L’installation dans les logements peut cependant parfois se heurter à un obstacle très concret : la hauteur sous plafond. Dans les maisons et appartements, elle est le plus souvent de 2,50 m. Or, pour des raisons de sécurité (le risque de heurter les pales en mouvement), la préconisation habituelle est de laisser 2,30 m (parfois 2,20 m) entre le sol et les pales. Seuls les modèles les plus plats (20 ou 30 cm maximum entre le plafond et les pales) permettent de respecter la règle. Par ailleurs, l’appareil doit être solidement fixé au plafond, avec au moins deux points d’ancrage.
Moins bruyant qu’un ventilateur sur pied
Les modèles de grandes marques coûtent rarement moins de 500 euros, prix auquel il faut ajouter 100 à 200 euros si l’on souhaite le faire poser par un professionnel (un électricien, généralement). Des modèles bien plus abordables (moins de 200 euros, parfois même moins de 100 euros), souvent couplés à un éclairage, existent en magasins de bricolage et sur le web.
Les risques de déception existent, notamment si l’on ne prend pas garde au diamètre. De nombreux premiers prix ne dépassent pas 60 à 80 cm. De quoi laisser augurer d’un débit d’air trop limité et trop mal réparti pour offrir un rafraîchissement satisfaisant. Même pour un petite pièce comme une chambre (10 m2 ou moins), l’AFPVP préconise un modèle de 107 à 132 cm de diamètre. Au-delà de 20 m2, elle conseille d’en installer plusieurs.

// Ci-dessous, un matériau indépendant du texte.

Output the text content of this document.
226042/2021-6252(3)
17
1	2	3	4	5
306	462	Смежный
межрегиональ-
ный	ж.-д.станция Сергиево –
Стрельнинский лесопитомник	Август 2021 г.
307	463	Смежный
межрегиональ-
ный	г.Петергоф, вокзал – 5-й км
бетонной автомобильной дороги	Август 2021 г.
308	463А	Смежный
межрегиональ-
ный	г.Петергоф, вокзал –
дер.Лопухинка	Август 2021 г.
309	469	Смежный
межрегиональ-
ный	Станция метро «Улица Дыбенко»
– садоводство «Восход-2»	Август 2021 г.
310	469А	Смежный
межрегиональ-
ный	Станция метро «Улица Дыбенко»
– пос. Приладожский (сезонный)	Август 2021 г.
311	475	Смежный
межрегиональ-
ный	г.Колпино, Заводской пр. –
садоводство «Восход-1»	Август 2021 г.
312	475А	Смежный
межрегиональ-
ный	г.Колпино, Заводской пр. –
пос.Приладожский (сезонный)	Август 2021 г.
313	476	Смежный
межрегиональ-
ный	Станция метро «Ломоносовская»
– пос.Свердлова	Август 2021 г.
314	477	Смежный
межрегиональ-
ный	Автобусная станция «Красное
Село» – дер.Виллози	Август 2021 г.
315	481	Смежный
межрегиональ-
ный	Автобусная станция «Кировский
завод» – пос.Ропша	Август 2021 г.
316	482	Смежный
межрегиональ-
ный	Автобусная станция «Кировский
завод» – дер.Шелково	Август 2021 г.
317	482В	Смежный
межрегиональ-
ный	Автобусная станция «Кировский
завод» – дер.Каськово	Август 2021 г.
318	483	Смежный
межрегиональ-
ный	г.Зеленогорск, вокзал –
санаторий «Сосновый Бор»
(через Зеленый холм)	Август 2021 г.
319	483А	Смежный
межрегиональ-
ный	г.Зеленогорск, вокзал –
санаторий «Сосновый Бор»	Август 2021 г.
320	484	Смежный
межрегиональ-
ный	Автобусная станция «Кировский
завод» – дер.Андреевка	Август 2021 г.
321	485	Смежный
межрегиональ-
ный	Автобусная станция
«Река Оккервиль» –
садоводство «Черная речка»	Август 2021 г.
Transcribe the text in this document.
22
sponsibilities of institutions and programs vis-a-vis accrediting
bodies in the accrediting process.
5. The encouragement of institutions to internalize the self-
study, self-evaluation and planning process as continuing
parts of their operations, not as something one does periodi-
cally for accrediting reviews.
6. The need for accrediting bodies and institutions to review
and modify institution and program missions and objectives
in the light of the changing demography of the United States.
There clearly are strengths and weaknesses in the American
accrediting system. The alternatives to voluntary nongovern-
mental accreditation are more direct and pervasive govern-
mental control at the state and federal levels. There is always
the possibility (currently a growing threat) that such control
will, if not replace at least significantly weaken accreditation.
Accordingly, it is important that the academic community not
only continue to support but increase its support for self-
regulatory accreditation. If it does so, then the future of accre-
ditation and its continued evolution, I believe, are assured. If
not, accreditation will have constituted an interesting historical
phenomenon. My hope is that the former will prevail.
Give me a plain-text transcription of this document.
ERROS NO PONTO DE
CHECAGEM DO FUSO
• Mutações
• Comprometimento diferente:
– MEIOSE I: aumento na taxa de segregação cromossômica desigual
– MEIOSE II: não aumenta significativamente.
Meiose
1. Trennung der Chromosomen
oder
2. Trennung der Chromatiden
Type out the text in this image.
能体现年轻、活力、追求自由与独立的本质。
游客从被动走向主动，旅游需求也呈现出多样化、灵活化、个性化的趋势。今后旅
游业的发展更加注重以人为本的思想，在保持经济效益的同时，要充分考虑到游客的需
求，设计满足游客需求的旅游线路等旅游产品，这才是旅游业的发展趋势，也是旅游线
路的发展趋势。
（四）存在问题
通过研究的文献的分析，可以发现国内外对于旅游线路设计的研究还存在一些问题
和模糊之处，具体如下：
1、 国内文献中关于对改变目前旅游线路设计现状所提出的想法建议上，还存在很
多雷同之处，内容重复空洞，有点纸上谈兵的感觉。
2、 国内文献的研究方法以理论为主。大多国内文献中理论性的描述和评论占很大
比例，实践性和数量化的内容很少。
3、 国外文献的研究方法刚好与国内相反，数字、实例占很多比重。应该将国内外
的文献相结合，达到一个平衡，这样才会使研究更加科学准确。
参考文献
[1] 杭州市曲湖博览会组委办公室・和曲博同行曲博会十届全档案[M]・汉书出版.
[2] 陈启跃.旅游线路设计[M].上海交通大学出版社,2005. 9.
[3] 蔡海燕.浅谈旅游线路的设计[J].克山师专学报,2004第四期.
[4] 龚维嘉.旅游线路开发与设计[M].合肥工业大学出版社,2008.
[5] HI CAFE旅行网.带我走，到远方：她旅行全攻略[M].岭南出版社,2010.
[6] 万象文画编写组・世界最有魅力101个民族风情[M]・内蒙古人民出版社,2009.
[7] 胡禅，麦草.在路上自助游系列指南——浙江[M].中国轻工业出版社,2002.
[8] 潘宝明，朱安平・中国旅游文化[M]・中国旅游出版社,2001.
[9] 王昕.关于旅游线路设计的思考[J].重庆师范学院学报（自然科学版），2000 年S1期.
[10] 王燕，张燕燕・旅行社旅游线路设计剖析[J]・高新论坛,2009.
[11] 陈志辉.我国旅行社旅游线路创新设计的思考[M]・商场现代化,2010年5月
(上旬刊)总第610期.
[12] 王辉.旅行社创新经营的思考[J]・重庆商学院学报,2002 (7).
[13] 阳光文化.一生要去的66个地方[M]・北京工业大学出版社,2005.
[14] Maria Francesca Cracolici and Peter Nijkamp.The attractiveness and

L’organisme met aussi en garde contre les grands sites de vente en ligne, qui abritent de nombreux revendeurs tiers : « Certains d’entre eux se contentent de faire livrer directement les produits d’Asie, selon le principe du dropshipping, sans assurer aucun service après-vente, déplore Jean-Pascal Schaeffer, délégué général de l’AFPVP. On trouve parfois des modèles présentant des défauts de sécurité électrique, et d’autres équipés d’une lampe LED qui ne peut pas être remplacée. »
Dernier critère de choix : le niveau sonore. Le dispositif MaPrimeRénov’, qui avait fixé des critères de performance, n’accordait de subventions qu’aux modèles de puissance acoustique limitée à 45 dB à vitesse maximale (soit le niveau sonore d’un lave-vaisselle) et 35 dB à vitesse minimale. Hélas, les sites de vente n’indiquent pas toujours cette caractéristique. Mais même en dépassant un peu ces niveaux, un ventilateur de plafond reste bien moins bruyant qu’un ventilateur sur pied… et que la plupart des climatiseurs.